Potato cyst nematodes (PCN) are serious pests in commercial potato production, causing yield losses valued at approximately $300 million in the European Community. The nematophagous fungus Plectosphaerella cucumerina has demonstrated its potential as a biological control agent against PCN populations by reducing field populations by up to 60% in trials. The use of biological control agents in the field requires the development of specific techniques to monitor the release, population size, spread or decline, and pathogenicity against its host. A range of methods have therefore been developed to monitor P. cucumerina. A species-specific PCR primer set (PcCF1-PcCR1) was designed that was able to detect the presence of P. cucumerina in soil, root, and nematode samples. PCR was combined with a bait method to identify P. cucumerina from infected nematode eggs, confirming the parasitic ability of the fungus.

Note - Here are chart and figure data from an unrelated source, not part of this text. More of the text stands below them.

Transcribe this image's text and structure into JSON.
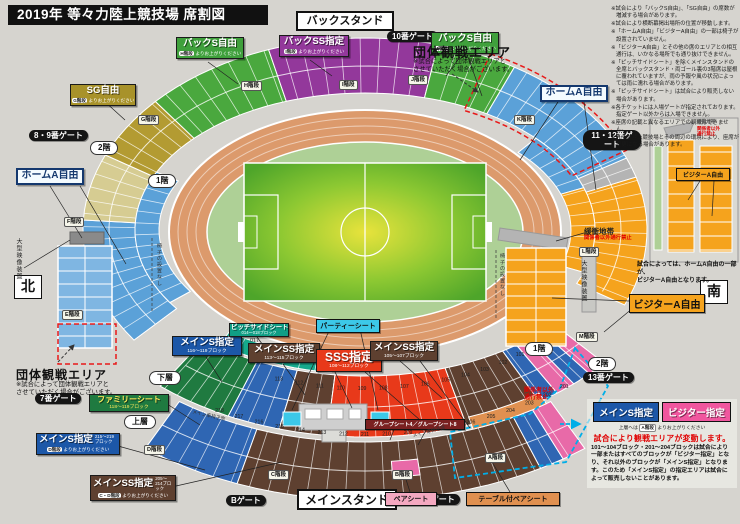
{
  "title": "2019年 等々力陸上競技場 席割図",
  "stand_names": {
    "back": "バックスタンド",
    "main": "メインスタンド"
  },
  "compass": {
    "north": "北",
    "south": "南"
  },
  "stair_suffix": "よりお上がりください",
  "gates": {
    "g7": "7番ゲート",
    "g89": "8・9番ゲート",
    "g10": "10番ゲート",
    "g1112": "11・12番ゲート",
    "g13": "13番ゲート",
    "ga": "Aゲート",
    "gb": "Bゲート"
  },
  "floors": {
    "f1l": "1階",
    "f2l": "2階",
    "f1r": "1階",
    "f2r": "2階",
    "lower": "下層",
    "upper": "上層"
  },
  "stairs": {
    "a": "A階段",
    "b": "B階段",
    "c": "C階段",
    "d": "D階段",
    "e": "E階段",
    "f": "F階段",
    "g": "G階段",
    "h": "H階段",
    "i": "I階段",
    "j": "J階段",
    "k": "K階段",
    "l": "L階段",
    "m": "M階段"
  },
  "sections": {
    "sg": {
      "name": "SG自由",
      "stairs": "G階段",
      "color": "#a8922a"
    },
    "backs_left": {
      "name": "バックS自由",
      "stairs": "H階段",
      "color": "#3fa03c"
    },
    "backss": {
      "name": "バックSS指定",
      "stairs": "I階段",
      "color": "#93389b"
    },
    "backs_right": {
      "name": "バックS自由",
      "stairs": "J階段",
      "color": "#3fa03c"
    },
    "homea_left": {
      "name": "ホームA自由",
      "color": "#5ba1d8"
    },
    "homea_right": {
      "name": "ホームA自由",
      "color": "#5ba1d8"
    },
    "visitora": {
      "name": "ビジターA自由",
      "color": "#f5a31d"
    },
    "mains_lower": {
      "name": "メインS指定",
      "blocks": "116～119ブロック",
      "color": "#1c57a8"
    },
    "pitchside": {
      "name": "ピッチサイドシート",
      "blocks": "014～018ブロック",
      "color": "#109e85"
    },
    "party": {
      "name": "パーティーシート",
      "color": "#3cc8e8"
    },
    "mainss_113": {
      "name": "メインSS指定",
      "blocks": "113～115ブロック",
      "color": "#5e4030"
    },
    "sss": {
      "name": "SSS指定",
      "blocks": "108～112ブロック",
      "color": "#e8391a"
    },
    "mainss_105": {
      "name": "メインSS指定",
      "blocks": "105～107ブロック",
      "color": "#5e4030"
    },
    "mains_upper": {
      "name": "メインS指定",
      "blocks": "215～219ブロック",
      "stairs": "D階段",
      "color": "#1c57a8"
    },
    "mainss_upper": {
      "name": "メインSS指定",
      "blocks": "205～214ブロック",
      "stairs": "C・D階段",
      "color": "#5e4030"
    },
    "family": {
      "name": "ファミリーシート",
      "blocks": "118～119ブロック",
      "color": "#1f7a40"
    },
    "pair": {
      "name": "ペアシート",
      "color": "#f4a8c0"
    },
    "tablepair": {
      "name": "テーブル付ペアシート",
      "color": "#e09050"
    },
    "group": {
      "name": "グループシート4／グループシート8"
    }
  },
  "group_area": {
    "title": "団体観戦エリア",
    "note1": "※試合によって団体観戦エリアと",
    "note2": "させていただく場合がございます。"
  },
  "buffer": {
    "label": "緩衝地帯",
    "warn": "関係者以外通行禁止"
  },
  "no_pass": {
    "line1": "関係者以外",
    "line2": "通行禁止"
  },
  "annotations": {
    "screen": "大型映像装置",
    "no_chair": "椅子の設置なし",
    "wheelchair": "メイン車椅子席"
  },
  "variable_box": {
    "mains": "メインS指定",
    "visitor": "ビジター指定",
    "stair_pre": "上層へは",
    "stair": "A階段",
    "stair_post": "よりお上がりください",
    "headline": "試合により観戦エリアが変動します。",
    "body": "101～104ブロック・201～204ブロックは試合により一部またはすべてのブロックが「ビジター指定」となり、それ以外のブロックが「メインS指定」となります。このため「メインS指定」の指定エリアは試合によって販売しないことがあります。"
  },
  "inset": {
    "visitor_label": "ビジターA自由",
    "buffer": "緩衝地帯",
    "warn1": "関係者以外",
    "warn2": "通行禁止",
    "note1": "試合によっては、ホームA自由の一部が、",
    "note2": "ビジターA自由となります。"
  },
  "notes": [
    "※試合により「バックS自由」、「SG自由」の席数が増減する場合があります。",
    "※試合により横断幕掲出場所の位置が移動します。",
    "※「ホームA自由」「ビジターA自由」の一部は椅子が設置されていません。",
    "※「ビジターA自由」とその他の席のエリアとの相互通行は、いかなる場所でも通り抜けできません。",
    "※「ピッチサイドシート」を除くメインスタンドの全席とバックスタンド・両ゴール裏の3階席は屋根に覆われていますが、雨の予報や風の状況によっては雨に濡れる場合があります。",
    "※「ピッチサイドシート」は試合により販売しない場合があります。",
    "※各チケットには入場ゲートが指定されております。指定ゲート以外からは入場できません。",
    "※座席の記載と異なるエリアでの観戦はできません。",
    "※等々力陸上競技場とその周辺の環境により、座席が変更になる場合があります。"
  ],
  "block_numbers": {
    "lower": [
      "113",
      "112",
      "111",
      "110",
      "109",
      "108",
      "107",
      "106",
      "105",
      "104",
      "103",
      "102",
      "101"
    ],
    "upper": [
      "218",
      "217",
      "216",
      "215",
      "214",
      "213",
      "212",
      "211",
      "210",
      "209",
      "208",
      "207",
      "206",
      "205",
      "204",
      "203",
      "202",
      "201"
    ],
    "pitchside": [
      "018",
      "017",
      "016",
      "015",
      "014"
    ]
  },
  "palette": {
    "green": "#4aa83e",
    "purple": "#93389b",
    "gold": "#b39b32",
    "tan": "#d6cc92",
    "homeBlue": "#5ba1d8",
    "orange": "#f5a31d",
    "buffer": "#b4b4b4",
    "familyGreen": "#1f7a40",
    "mainsBlue": "#2f66b3",
    "ssBrown": "#5e4030",
    "sssRed": "#e8391a",
    "visitorPink": "#e86aa8",
    "pitchTeal": "#16a98c",
    "partyCyan": "#3cc8e8",
    "tableOrange": "#e09050",
    "trackSalmon": "#dc9a6c",
    "apron": "#aed096",
    "background": "#d6d4cf",
    "redDash": "#e81818",
    "cyanDash": "#00aee8"
  }
}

A selective medium was adapted to isolate the fungus from root and soil samples and was used to quantify the fungus from field sites. A second P. cucumerina-specific primer set (PcRTF1-PcRTR1) and a Taqman probe (PcRTP1) were designed for real-time PCR quantification of the fungus and provided a very sensitive means of detecting the fungus from soil. PCR, bait, and culture methods were combined to investigate the presence and abundance of P. cucumerina from two field sites in the United Kingdom where PCN populations were naturally declining. All methods enabled differences in the activity of P. cucumerina to be detected, and the results demonstrated the importance of using a combination of methods to investigate population size and activity of fungi.

FIG. 1.

Real-time amplification plot of P. cucumerina ITS DNA from serially diluted sandy loam soil gDNA (10 g) inoculated with 10⁸ conidiospores of. P. cucumerina-specific ITS real-time primers PcRtF1 and PcRtR1 and probe PcRtP1.

FIG. 2.

Real-time quantification of P. cucumerina from Ely and Spalding by plotting CT values against the P. cucumerina calibration curve.